Türkiye’nin de içinde bulunduğu pek çok ülke bu krizlere kalıcı, toplumsal adaleti ve doğanın haklarını gözeten politikalar oluşturmak yerine hamasete devam ediyor. İşsizlik ve yoksulluğun zirveye ulaştığı karantina koşullarında, barınma, temiz su ve gıdaya erişim, sağlıklı ve ulaşılabilir yeşil alanlar, evrensel temel gelir gibi yurttaşlık hakları tüm insanlar için temel ihtiyaçlar listesinde yerini aldı. Bugüne dek yaşadığımız ‘normal’ sorgulanır hale geldi ve daha çok insan ‘başka bir dünya’ talebini dile getirmeye başladı.

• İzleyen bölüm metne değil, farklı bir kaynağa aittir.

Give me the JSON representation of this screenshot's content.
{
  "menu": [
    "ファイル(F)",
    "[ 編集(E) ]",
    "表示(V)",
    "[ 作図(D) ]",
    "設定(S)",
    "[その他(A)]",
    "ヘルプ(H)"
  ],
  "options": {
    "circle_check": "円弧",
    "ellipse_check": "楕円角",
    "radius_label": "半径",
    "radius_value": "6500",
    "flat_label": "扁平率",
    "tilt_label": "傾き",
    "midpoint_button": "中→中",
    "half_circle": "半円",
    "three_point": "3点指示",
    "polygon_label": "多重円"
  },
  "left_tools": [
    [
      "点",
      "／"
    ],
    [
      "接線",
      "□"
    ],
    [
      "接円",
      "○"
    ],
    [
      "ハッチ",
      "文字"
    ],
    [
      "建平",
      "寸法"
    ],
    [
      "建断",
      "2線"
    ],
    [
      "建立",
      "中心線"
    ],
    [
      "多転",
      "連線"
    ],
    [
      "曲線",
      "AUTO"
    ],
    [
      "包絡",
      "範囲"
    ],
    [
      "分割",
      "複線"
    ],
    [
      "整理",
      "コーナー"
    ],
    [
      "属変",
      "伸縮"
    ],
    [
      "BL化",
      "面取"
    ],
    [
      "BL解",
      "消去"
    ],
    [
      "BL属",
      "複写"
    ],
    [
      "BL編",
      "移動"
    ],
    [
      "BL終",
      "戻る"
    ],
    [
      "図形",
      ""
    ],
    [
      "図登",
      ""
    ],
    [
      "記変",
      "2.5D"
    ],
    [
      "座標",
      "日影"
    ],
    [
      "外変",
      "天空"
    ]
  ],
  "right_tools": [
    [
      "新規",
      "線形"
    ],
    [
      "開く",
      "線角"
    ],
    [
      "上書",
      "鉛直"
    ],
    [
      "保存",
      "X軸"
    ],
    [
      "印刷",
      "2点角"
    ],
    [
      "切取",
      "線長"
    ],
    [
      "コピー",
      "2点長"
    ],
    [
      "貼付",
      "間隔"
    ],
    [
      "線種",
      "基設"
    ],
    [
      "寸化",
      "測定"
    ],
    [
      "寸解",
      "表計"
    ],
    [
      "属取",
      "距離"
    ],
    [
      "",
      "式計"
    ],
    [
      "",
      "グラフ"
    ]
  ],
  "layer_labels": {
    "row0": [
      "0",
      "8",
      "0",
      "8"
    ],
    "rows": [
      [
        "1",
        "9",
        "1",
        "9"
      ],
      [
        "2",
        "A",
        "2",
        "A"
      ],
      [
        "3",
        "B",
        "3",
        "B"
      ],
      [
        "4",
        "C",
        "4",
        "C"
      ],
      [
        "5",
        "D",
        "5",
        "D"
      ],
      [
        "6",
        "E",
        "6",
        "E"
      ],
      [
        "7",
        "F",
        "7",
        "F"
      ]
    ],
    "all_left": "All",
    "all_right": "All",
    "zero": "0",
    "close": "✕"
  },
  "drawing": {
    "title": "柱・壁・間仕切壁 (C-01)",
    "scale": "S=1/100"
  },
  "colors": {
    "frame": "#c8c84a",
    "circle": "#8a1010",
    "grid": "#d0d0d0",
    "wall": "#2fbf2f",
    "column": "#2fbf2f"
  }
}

Bu yıl 10. yaşını kutladığımız Yeşil Ekonomi Konferansı’nda iklim ve Covid-19 krizlerinin ekonomik, toplumsal ve ekolojik etkilerini ele alacağız. Covid-19 krizinin cinsiyet eşitliği, küresel ticaret, üretim ve tüketim biçimleri üzerindeki yıkıcı etkilerini değerlendireceğiz. Yeşil Yeni Düzen’in bu talepleri karşılamak için sunduğu alternatifleri ve yeryüzündeki yaşamı daha dayanıklı kılmak için önerdiği mekanizmaları tartışacağız.
Yeşil Düşünce Derneği olarak, Heinrich Böll Vakfı ile ortak, çevrimiçi ortamda gerçekleştireceğimiz 10. Yeşil Ekonomi Konferansı’nda sizi de birlikte öğrenmeye, düşünmeye ve harekete geçmeye davet ediyoruz.
Etkinlik boyunca simültane çeviri desteği sağlanacaktır.